Sarulla Operations Ltd., a consortium consisting of Medco Power Indonesia (37.5%), Itochu Corporation (25%), Kyushu Electric Power Company (25%), and Ormat International (12.5%), is developing Sarulla. The partners will jointly own and operate the plant under a framework of a joint operating contract (JOC) and energy sales contract (ESC) signed on April 4, 2013.
Under the JOC, PT Pertamina Geothermal Energy (PGE), the concession holder for the project, provides the consortium with the right to use the geothermal field, and under the ESC, PT PLN, the state electric utility, will be the off-taker at Sarulla for a period of 30 years.
The project is being built in three phases, each of around 110MW, using both steam and brine extracted from the geothermal field to increase the powerplant’s efficiency.
Gantz says the consortium’s drilling contractor, Halliburton, has established a number of production wells to date and is continuing with the injection wells. The gathering facilities—including pipework—for the three separate electricity-generating units and the transmission facilities connecting the units to PLN’s substation will follow. The turbines are to be supplied by Toshiba, while Ormat Technologies will supply its Ormat Energy Converters to the three units. The project will be self-operated but will benefit from technical support provided by Itochu and Kyushu for at least the initial years of operation.
Darmoyo Doyoatmojo, chairman of Sarulla Operations, says some 1,000 personnel are involved in the construction phase on infrastructure and drilling.
“But it is difficult to find the specialists we need. There is a scarcity of drillers all over the world, even in oil. With increasing activity in North Africa and Russia, we lost people,” he says.

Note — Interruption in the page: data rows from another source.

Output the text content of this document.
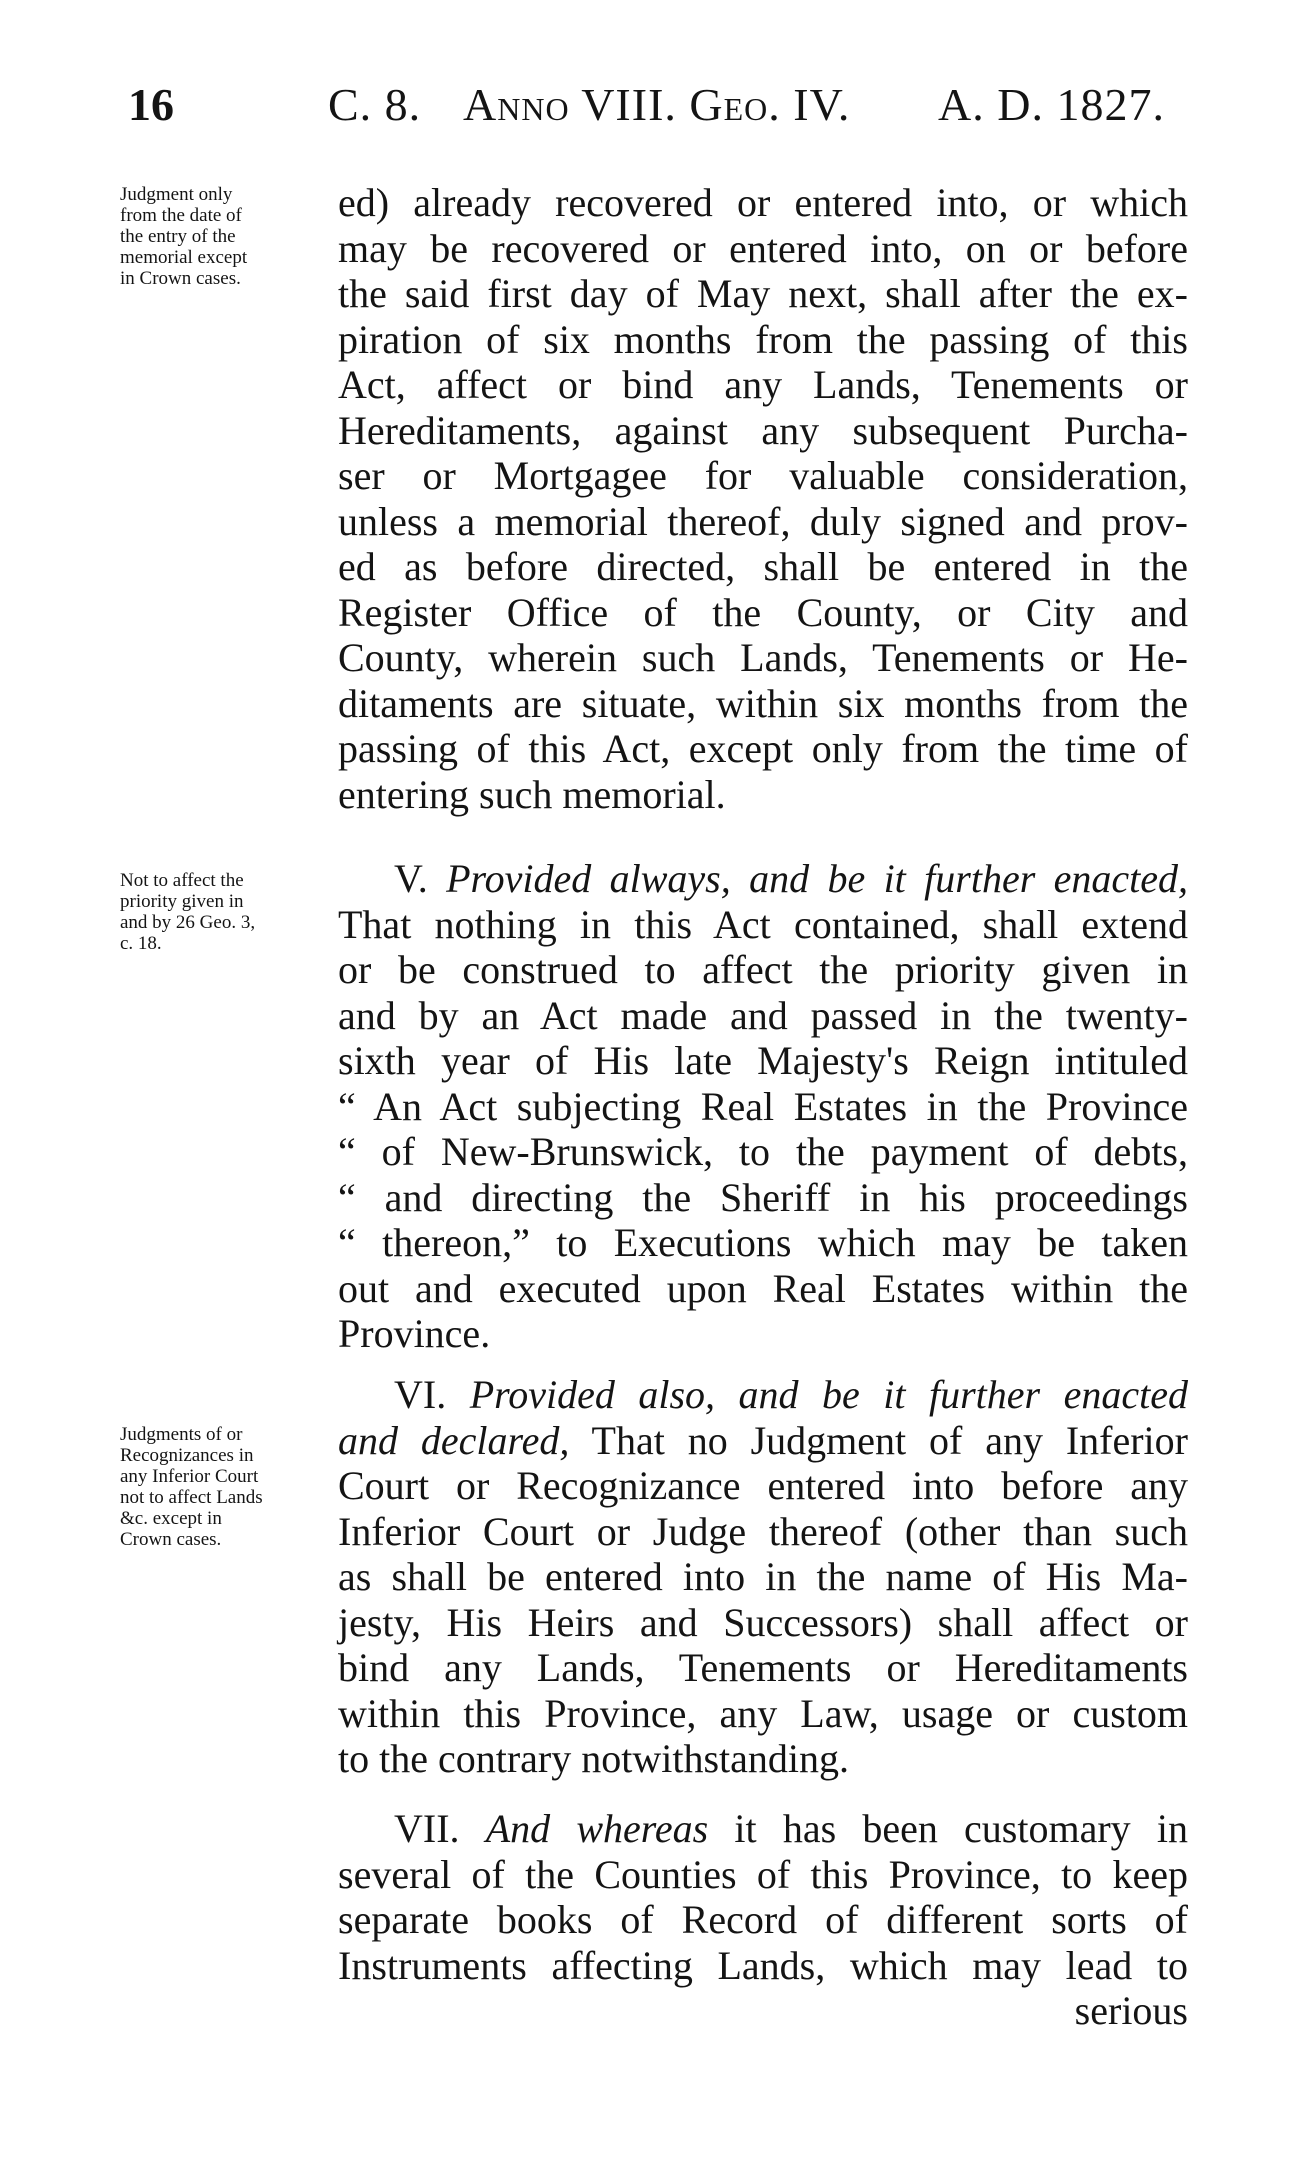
16	C. 8. Anno VIII. Geo. IV. A. D. 1827.
Judgment only
from the date of
the entry of the
memorial except
in Crown cases.
ed) already recovered or entered into, or which
may be recovered or entered into, on or before
the said first day of May next, shall after the ex-
piration of six months from the passing of this
Act, affect or bind any Lands, Tenements or
Hereditaments, against any subsequent Purcha-
ser or Mortgagee for valuable consideration,
unless a memorial thereof, duly signed and prov-
ed as before directed, shall be entered in the
Register Office of the County, or City and
County, wherein such Lands, Tenements or He-
ditaments are situate, within six months from the
passing of this Act, except only from the time of
entering such memorial.
Not to affect the
priority given in
and by 26 Geo. 3,
c. 18.
V. Provided always, and be it further enacted,
That nothing in this Act contained, shall extend
or be construed to affect the priority given in
and by an Act made and passed in the twenty-
sixth year of His late Majesty's Reign intituled
“ An Act subjecting Real Estates in the Province
“ of New-Brunswick, to the payment of debts,
“ and directing the Sheriff in his proceedings
“ thereon,” to Executions which may be taken
out and executed upon Real Estates within the
Province.
Judgments of or
Recognizances in
any Inferior Court
not to affect Lands
&c. except in
Crown cases.
VI. Provided also, and be it further enacted
and declared, That no Judgment of any Inferior
Court or Recognizance entered into before any
Inferior Court or Judge thereof (other than such
as shall be entered into in the name of His Ma-
jesty, His Heirs and Successors) shall affect or
bind any Lands, Tenements or Hereditaments
within this Province, any Law, usage or custom
to the contrary notwithstanding.
VII. And whereas it has been customary in
several of the Counties of this Province, to keep
separate books of Record of different sorts of
Instruments affecting Lands, which may lead to
serious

Recommencement of the contract follows the drilling of four deep exploration wells to over 1,500 meters at the resource field in the 1990s. These, Darmoyo explains, demonstrated a 275º C liquid-dominated system. A total of five deep exploration wells were drilled at between 1994 and 1998 to a maximum depth of 2,300 m demonstrating upwards of 310º C.
Originally under development for Unocal, PLN took over the company’s interest in the JOC and power purchase agreement in 2006, when the Medco-Ormat-Itochu consortium won the bid to develop the project.
Medco Power President Director Fazil Alfitri says he expects Sarulla’s first phase of development of 110 MW to be completed by the middle of 2016. “We will need to drill 30 wells in total. As many as 13 of them have been drilled before [by previous developers]. Most of the 13 wells are for the first phase of development,” he explains.
Overall power demand in Indonesia is projected to grow by more than 8% per annum until 2029. Consequently, the government of Indonesia aims to feed sustainable growth demands by increasing the share of renewable energy in the country’s primary energy supply to 25% by 2025 from 5% in 2010, according to the Asian Development Bank.